Swoope (pronounced S-W-O-P-E) is an unincorporated community in Augusta County, Virginia, United States. Swoope is located on State Routes 703 and 860, 7.4 mi west of Staunton. Swoope has a post office with ZIP code 24479, which opened on March 6, 1838. Polyface Farm, a sustainable farm run by Joel Salatin, is also near Swoope. Students in the area go to Beverley Manor Elementary School, Churchville Elementary School, attend Beverley Manor Middle School, and Buffalo Gap High School.

The Glebe Burying Ground, Intervale, and Lewis Shuey House are listed on the National Register of Historic Places.

== Notable people ==

- Donald DePoy, born August 10, 1949, fifth-generation bluegrass musician, music educator, and music event organizer.
- Joel Salatin, born February 24, 1957, farmer and author
- Jacob Swoope, born in 1766 in Philadelphia, PA to Col.

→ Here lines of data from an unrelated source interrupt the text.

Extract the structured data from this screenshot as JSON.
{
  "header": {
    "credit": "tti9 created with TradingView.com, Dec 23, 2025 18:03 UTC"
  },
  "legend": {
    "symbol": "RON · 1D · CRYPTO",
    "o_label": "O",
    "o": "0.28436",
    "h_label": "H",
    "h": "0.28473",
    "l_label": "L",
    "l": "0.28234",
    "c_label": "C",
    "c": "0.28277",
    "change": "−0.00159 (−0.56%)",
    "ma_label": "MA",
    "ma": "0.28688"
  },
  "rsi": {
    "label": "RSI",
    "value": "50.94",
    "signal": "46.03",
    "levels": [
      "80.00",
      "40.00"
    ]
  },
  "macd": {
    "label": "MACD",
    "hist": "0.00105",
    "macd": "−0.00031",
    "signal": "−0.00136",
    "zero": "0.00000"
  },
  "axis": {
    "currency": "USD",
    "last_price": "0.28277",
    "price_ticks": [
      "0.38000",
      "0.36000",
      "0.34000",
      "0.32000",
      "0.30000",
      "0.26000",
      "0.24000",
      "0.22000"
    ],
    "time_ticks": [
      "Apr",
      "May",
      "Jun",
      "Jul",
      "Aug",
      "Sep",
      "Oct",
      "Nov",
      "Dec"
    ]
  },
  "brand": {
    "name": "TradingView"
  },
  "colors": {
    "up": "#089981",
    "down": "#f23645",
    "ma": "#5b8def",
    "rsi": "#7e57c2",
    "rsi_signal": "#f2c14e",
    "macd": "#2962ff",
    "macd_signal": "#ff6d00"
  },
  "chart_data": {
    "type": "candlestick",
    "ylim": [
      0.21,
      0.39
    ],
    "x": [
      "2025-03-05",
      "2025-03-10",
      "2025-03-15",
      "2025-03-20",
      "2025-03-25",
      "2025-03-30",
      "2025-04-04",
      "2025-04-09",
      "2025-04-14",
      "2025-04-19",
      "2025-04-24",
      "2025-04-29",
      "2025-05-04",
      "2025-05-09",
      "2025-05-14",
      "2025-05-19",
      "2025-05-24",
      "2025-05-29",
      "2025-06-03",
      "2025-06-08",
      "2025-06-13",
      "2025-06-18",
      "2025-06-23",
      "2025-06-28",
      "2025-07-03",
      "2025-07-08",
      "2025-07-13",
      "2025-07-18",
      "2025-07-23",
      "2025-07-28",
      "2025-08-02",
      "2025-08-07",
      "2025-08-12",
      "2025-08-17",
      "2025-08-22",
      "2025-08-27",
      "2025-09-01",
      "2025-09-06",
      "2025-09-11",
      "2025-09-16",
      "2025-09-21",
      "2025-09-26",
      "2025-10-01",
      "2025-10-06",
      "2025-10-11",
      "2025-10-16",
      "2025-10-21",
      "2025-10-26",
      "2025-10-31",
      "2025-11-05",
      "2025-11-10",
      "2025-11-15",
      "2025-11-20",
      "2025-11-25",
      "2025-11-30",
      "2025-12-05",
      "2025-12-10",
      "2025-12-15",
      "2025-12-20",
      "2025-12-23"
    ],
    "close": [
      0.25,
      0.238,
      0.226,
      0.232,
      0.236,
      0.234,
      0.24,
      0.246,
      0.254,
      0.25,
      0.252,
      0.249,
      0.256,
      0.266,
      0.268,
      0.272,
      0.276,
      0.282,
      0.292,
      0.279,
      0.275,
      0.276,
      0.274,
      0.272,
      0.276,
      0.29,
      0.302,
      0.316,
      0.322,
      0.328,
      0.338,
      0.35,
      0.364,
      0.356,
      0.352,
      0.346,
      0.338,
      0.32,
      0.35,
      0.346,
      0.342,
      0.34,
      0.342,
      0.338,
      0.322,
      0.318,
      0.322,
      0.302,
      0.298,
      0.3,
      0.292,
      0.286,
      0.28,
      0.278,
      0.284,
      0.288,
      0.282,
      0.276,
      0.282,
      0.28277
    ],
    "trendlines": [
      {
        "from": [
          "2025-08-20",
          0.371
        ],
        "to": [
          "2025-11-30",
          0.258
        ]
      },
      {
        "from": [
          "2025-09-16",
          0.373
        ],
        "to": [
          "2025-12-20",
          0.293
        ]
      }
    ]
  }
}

George Michael Swope. Jacob moved to Staunton in 1789. He was the first mayor of Staunton under the new charter in 1801. He served as the mayor of Staunton, Virginia, from 1801 to 1804. He was reelected Mayor of Staunton, Virginia, and served from 1804 to 1805. He then served Virginia's 4th District (Eleventh Congress) in the United States House of Representatives from March 4, 1809, to March 3, 1811. The town of Swoope (originally "Swoope's Depot") is named for Jacob and he built his home, "Wheatlands", here in 1813. He died in 1832 and is buried in Trinity Episcopal Churchyard in Staunton.